I made this statement.

Quote:

Technically, there is always a slight amount of slip, at all times, since there is only a friction connection between the flywheel and clutch disk. But, we won't get into that since that amount of slip is probably less than 1%.

Edit: I should have said, "Technically, there is always a slight amount of slip, under certain conditions, since there is only a friction connection between the flywheel and clutch disk."

This is the reply.

Quote:

BS. It's zero.
A properly working clutch allows zero slippage while engaged. None.
Locked in a 1:1 ratio.
Real world: 1% slippage would be a huge problem for a clutch.

Sorry, you have misinformation and I felt an overwhelming need to educate.

This is my response.

Quote:

Let's discuss, shall we?

A clutch relies on FRICTION! It doesn't "lock" in a 1:1 ratio, unless of course it is some kind of clutch that can physically lock. As far as I know, the 7th Gen Civic clutch is not a lock up design. As you know, the clutch disk is sandwiched between the pressure plate and the flywheel. There are no tabs, locks, mechanisms that "lock" the flywheel to the clutch disk. It is FRICTION that holds the clutch disk to transmit the engine's power to the transmission.

Stick-slip phenomenon - Wikipedia, the free encyclopedia Here is a great Wiki article to read up on. It explains stick-slip. "Stick" is what is described when the clutch is engaged. Stick can be overcome by the engine's torque, but there are factors that can affect the holding properties of the clutch. The coefficient of friction can change due to temperature, friction material properties, oil contamination, water, rate of torque application, velocity, the list goes on. You can read some more here: http://www.pemltd.com/pdf/determining-the-static.pdf

If we use the example of driving on a straight and level road, with no wind, hills or other factors, the "stick" of the clutch should not be overcome if the auto manufacturer properly chose a clutch. But, add in those real world factors and the "stick" of the clutch can be overcome. Think of stomping on the gas trying to make it up a hill. The rate of torque changes and it is very possible that it can overcome the coefficient of friction. From the above Wiki article, “If an applied force is large enough to overcome the static friction, then the reduction of the friction to the kinetic friction can cause a sudden jump in the velocity of the movement.” Or put in a different way, if the engine puts out enough torque, the clutch will not be able to hold it and will slip.

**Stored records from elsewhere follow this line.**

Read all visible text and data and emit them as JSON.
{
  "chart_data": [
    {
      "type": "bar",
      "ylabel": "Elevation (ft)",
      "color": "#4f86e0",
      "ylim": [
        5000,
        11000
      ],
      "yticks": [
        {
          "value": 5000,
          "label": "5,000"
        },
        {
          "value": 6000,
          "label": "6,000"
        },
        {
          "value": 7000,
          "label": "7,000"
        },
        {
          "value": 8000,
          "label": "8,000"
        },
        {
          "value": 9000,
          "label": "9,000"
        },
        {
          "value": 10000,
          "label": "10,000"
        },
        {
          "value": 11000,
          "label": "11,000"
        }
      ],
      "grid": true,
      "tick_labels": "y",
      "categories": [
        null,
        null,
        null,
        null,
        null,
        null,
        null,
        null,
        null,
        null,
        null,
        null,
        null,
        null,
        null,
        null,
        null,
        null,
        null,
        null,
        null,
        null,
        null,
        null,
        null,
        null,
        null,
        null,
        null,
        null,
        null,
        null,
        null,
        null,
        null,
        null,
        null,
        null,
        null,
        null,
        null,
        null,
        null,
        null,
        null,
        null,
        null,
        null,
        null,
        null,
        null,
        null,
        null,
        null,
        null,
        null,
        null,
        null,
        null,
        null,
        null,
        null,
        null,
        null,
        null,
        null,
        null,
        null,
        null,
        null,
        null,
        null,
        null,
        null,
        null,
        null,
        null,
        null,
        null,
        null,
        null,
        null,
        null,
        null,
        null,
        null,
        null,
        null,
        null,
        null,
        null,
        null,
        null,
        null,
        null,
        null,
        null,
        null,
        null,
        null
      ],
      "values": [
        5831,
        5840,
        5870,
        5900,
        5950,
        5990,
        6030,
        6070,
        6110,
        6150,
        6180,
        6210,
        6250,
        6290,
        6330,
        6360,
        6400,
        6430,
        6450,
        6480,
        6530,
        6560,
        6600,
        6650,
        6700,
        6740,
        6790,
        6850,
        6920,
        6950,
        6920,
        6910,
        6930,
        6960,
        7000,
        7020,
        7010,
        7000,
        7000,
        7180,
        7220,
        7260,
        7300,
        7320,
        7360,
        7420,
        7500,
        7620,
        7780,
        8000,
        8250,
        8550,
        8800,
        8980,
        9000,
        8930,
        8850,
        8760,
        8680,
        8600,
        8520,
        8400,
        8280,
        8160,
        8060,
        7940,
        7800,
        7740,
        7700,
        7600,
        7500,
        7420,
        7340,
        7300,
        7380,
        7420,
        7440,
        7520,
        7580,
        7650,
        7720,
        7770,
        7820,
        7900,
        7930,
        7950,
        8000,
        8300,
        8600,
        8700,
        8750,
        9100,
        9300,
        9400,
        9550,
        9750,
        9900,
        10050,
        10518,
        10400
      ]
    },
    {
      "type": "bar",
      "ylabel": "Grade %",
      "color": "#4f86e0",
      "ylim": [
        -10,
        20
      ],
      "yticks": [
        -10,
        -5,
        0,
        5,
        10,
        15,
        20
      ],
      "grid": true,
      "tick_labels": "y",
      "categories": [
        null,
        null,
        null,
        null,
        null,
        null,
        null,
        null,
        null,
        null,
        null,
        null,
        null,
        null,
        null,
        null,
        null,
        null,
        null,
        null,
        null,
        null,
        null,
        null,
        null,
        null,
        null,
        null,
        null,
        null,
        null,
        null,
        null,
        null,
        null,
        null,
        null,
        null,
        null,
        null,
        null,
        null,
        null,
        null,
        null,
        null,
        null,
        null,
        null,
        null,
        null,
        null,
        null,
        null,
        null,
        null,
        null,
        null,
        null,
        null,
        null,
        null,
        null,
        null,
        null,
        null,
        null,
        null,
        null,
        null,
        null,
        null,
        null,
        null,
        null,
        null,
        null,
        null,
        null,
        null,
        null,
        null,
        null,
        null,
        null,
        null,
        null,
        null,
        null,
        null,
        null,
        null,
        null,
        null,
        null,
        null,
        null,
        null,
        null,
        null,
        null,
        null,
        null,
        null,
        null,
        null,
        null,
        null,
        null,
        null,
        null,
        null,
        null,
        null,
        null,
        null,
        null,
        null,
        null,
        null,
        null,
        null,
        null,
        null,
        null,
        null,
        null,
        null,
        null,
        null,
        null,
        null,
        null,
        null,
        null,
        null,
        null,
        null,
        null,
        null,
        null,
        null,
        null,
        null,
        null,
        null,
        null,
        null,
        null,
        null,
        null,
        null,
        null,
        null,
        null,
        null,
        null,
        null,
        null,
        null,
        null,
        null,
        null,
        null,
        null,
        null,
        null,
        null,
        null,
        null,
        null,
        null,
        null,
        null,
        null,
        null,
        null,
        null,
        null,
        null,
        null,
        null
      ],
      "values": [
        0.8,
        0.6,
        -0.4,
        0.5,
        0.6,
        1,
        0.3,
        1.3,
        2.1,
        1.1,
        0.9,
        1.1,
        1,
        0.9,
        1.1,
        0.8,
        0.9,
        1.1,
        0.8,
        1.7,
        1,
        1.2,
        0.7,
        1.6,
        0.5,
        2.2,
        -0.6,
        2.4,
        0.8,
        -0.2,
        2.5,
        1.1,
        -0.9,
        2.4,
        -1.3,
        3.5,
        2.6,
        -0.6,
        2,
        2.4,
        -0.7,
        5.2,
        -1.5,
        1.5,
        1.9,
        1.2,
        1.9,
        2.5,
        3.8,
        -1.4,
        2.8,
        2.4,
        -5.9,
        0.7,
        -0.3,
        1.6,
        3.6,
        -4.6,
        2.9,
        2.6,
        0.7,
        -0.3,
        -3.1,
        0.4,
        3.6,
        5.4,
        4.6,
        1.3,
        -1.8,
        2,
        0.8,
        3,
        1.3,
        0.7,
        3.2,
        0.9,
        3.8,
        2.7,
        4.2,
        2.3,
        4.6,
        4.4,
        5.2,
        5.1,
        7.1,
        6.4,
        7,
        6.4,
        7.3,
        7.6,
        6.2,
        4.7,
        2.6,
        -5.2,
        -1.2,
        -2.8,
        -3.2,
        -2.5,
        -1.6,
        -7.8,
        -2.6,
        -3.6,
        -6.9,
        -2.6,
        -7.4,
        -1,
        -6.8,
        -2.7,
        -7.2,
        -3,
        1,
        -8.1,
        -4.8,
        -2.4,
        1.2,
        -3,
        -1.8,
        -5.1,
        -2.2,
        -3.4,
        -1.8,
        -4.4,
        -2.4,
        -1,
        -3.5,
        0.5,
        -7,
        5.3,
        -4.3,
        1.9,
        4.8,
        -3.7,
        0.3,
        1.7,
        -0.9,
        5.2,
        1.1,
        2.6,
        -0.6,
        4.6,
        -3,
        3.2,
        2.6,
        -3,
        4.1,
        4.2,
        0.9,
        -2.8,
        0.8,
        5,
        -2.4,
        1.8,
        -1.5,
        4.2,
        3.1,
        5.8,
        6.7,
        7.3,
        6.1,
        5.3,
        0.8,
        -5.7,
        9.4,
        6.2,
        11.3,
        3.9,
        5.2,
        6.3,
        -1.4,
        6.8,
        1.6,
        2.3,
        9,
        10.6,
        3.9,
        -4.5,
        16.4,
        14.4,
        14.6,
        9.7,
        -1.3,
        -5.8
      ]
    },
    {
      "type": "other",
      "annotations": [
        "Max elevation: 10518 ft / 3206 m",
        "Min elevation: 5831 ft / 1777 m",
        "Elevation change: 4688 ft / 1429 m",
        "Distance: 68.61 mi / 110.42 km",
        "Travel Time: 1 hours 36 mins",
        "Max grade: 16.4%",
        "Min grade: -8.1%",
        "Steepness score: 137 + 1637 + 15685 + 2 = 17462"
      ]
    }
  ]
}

The coefficient of friction is what differentiates the holding power of an organic material versus a sintered iron material. Above I mentioned some other factors that can change the coefficient of friction. When the coefficient changes, so does the stick of the clutch and therefore the amount of torque the clutch can transmit without slipping.

Here is some more info on friction and clutches.

Coefficients Of Friction

Friction Materials

This paper is pretty math intense, but it mathematically shows how engine torque can overcome the clutch when sticking. "The sticking of the clutch sustains as long as the torque transmitted through clutch (Tc) remains below the maximally transmittable torque Tmax c..."
http://www.mate.tue.nl/mate/pdfs/4159.pdf

You said that slipping at 1% would be a huge problem for a clutch. To correct you, I said, "Less than 1%". Less than 1% is a range of numbers from .999(repeating)% down to an infinitely small percent. I didn't specify because I don't have the data to estimate this, so I generalized. This percent could be .0000001% over a 30 minute drive at 60 mph (which would be something like .007296th of a revolution) and the percent slip does not mean the clutch is constantly slipping. Simply put, it slips here and there. I should have worded my previous post to be, "The average slip is probably less than 1%". However, even though the percent is very, very small, it still means the clutch is slipping.

Not to start another debate, but the same slip can be found with auto belt systems, tires rolling over the ground, etc. Friction can allow slip.

So, I am looking for some feedback on my post since I feel that forum doesn't have an abundance of technically savvy people. The person I am debating with is a very knowledgeable mechanic. I am not looking to be right or wrong as much as I am looking for some evidence that a clutch does or does not slip when fully engaged (I don't mean always slipping, but will slip under certain circumstances). I am looking for a friendly discussion. I have my flame proof suit on, just in case...